Kongsilp Panadda, Taetragool Unchalisa, Duangphakdee Orawan
Department of Computer Engineering, King Mongkut's University of Technology Thonburi, Bangkok, Thailand.
Native Honeybee and Pollinator Research Center, Ratchaburi Campus, King Mongkut's University of Technology Thonburi, Rang Bua, Chom Bueng, Ratchaburi, Thailand.
PLoS One. 2025 Apr 16;20(4):e0319968. doi: 10.1371/journal.pone.0319968. eCollection 2025.
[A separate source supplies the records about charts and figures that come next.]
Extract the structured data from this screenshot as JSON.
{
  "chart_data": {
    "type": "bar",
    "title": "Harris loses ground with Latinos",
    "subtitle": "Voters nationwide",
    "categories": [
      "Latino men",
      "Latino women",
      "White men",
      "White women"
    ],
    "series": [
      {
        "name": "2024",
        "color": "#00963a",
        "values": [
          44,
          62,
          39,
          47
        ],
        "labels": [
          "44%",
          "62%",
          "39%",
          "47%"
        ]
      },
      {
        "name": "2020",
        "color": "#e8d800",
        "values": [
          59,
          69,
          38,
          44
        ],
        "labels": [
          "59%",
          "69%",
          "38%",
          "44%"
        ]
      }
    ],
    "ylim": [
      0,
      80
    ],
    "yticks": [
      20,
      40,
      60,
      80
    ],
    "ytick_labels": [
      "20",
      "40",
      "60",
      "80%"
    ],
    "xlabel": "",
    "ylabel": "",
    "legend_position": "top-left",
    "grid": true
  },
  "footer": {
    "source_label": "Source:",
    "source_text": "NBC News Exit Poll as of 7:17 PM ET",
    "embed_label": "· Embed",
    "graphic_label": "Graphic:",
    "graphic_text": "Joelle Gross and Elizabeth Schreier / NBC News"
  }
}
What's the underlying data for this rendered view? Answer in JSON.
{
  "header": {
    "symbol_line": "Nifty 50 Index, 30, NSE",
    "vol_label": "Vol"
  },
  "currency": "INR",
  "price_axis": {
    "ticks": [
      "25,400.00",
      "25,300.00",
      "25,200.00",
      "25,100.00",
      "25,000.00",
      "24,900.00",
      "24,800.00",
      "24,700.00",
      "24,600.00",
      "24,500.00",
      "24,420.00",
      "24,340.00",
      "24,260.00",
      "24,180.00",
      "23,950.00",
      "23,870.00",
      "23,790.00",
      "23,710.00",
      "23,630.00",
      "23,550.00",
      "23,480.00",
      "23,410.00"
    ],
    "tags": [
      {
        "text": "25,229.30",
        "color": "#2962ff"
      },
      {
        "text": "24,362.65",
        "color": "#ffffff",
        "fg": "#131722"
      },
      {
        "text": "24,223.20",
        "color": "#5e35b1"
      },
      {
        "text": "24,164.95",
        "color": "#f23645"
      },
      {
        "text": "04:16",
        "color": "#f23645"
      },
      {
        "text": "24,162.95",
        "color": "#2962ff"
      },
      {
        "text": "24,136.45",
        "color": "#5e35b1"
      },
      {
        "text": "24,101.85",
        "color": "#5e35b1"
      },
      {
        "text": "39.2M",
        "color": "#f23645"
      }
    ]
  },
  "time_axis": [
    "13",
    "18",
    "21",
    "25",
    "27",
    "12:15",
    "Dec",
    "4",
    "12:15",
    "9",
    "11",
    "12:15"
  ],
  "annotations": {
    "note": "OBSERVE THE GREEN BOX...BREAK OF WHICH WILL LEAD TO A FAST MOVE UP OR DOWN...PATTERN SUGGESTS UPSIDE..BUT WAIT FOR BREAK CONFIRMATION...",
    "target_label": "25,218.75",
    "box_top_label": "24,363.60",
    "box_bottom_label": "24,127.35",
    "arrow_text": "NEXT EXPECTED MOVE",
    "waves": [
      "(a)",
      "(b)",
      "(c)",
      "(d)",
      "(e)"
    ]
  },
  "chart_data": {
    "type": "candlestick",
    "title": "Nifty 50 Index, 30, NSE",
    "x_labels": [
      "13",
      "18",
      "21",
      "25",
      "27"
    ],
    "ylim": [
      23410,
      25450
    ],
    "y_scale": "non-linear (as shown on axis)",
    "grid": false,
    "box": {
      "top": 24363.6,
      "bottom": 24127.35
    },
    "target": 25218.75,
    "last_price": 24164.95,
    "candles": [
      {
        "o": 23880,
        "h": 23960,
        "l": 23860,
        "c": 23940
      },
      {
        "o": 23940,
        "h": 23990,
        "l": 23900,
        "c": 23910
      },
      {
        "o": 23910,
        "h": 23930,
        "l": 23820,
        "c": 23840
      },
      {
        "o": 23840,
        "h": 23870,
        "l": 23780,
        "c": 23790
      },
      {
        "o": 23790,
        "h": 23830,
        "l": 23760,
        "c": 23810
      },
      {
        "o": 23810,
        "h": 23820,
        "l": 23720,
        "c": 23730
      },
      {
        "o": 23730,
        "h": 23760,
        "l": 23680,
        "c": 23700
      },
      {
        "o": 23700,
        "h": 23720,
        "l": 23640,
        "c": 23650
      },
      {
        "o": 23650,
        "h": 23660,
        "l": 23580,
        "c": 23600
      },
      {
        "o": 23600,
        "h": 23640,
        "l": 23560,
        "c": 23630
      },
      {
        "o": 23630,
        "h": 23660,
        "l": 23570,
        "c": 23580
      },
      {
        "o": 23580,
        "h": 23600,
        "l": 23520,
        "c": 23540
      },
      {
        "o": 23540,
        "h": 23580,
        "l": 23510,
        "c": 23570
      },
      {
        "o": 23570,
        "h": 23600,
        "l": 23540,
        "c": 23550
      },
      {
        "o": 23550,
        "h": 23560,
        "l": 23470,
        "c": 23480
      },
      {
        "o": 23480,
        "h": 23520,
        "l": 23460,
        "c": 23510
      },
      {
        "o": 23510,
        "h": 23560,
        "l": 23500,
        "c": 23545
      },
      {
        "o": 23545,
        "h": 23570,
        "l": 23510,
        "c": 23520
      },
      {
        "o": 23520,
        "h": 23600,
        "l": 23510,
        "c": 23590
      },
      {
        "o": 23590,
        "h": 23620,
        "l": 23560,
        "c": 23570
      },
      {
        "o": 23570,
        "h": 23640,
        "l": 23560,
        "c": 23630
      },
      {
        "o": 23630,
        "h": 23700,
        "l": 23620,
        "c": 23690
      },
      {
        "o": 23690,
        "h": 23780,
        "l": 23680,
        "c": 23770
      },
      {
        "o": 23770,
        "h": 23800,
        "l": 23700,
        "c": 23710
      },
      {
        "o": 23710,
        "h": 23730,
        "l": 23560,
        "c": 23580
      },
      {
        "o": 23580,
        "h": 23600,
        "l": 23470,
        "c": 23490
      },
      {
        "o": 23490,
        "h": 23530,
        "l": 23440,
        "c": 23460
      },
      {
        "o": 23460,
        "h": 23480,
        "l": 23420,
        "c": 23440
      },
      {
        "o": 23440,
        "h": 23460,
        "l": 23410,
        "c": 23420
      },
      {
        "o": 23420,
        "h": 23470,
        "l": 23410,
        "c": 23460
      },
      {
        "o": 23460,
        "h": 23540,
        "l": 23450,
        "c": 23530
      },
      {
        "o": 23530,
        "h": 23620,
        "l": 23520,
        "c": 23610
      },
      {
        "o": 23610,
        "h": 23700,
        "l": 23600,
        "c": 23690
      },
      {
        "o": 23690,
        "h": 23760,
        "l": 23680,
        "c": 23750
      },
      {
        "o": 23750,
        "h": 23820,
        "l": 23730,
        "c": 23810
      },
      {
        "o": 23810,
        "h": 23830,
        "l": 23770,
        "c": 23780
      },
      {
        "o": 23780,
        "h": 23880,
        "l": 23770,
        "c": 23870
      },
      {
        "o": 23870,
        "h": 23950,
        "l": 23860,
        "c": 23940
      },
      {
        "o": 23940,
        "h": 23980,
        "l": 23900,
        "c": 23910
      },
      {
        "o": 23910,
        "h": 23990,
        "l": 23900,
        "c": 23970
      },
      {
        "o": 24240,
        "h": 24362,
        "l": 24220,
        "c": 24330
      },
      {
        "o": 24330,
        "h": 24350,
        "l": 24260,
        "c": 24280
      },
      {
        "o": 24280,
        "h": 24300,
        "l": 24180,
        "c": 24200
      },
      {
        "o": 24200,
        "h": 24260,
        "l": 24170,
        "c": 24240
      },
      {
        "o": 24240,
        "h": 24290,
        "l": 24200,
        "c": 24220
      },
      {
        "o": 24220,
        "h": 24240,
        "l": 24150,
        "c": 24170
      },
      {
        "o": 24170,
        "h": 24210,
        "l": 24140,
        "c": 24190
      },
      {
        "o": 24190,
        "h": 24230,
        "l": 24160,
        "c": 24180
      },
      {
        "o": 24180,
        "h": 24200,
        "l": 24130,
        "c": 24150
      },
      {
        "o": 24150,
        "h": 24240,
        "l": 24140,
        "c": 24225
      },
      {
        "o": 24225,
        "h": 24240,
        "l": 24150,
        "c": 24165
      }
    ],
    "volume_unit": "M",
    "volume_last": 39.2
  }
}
Honey bees play a crucial role in natural ecosystems, mainly through their pollination services. Within a hive, they exhibit intricate social behaviors and communicate among thousands of individuals. Accurate detection and segmentation of honey bees are crucial for automated behavior analysis, as they significantly enhance object tracking and behavior recognition by yielding high-quality results. This study is specifically centered on the detection and segmentation of individual bees, particularly Apis cerana, within a hive environment, employing the Mask R-CNN deep learning model. We used transfer learning weights from our previously trained Apis mellifera model and explored data preprocessing techniques, such as brightness and contrast enhancement, to enhance model performance. Our proposed approach offers an optimal solution with a minimal dataset size and computational time while maintaining high model performance. Mean average precision (mAP) served as the evaluation metric for both detection and segmentation tasks. Our solution for A. cerana segmentation achieves the highest performance with a mAP of 0.728. Moreover, the number of training and validation sets was reduced by 85% compared to our previous study on the A. mellifera segmentation model.
蜜蜂在自然生态系统中发挥着至关重要的作用,主要通过其授粉服务。在蜂巢内,它们表现出复杂的社会行为,并在数千只个体之间进行交流。蜜蜂的准确检测和分割对于自动化行为分析至关重要,因为它们通过产生高质量的结果显著增强了目标跟踪和行为识别。本研究特别聚焦于在蜂巢环境中对单个蜜蜂(特别是中华蜜蜂)的检测和分割,采用Mask R-CNN深度学习模型。我们使用了先前训练的意大利蜜蜂模型的迁移学习权重,并探索了数据预处理技术,如亮度和对比度增强,以提高模型性能。我们提出的方法在数据集规模和计算时间最小的情况下提供了最优解决方案,同时保持了较高的模型性能。平均精度均值(mAP)用作检测和分割任务的评估指标。我们针对中华蜜蜂分割的解决方案以0.728的mAP实现了最高性能。此外,与我们之前关于意大利蜜蜂分割模型的研究相比,训练集和验证集的数量减少了85%。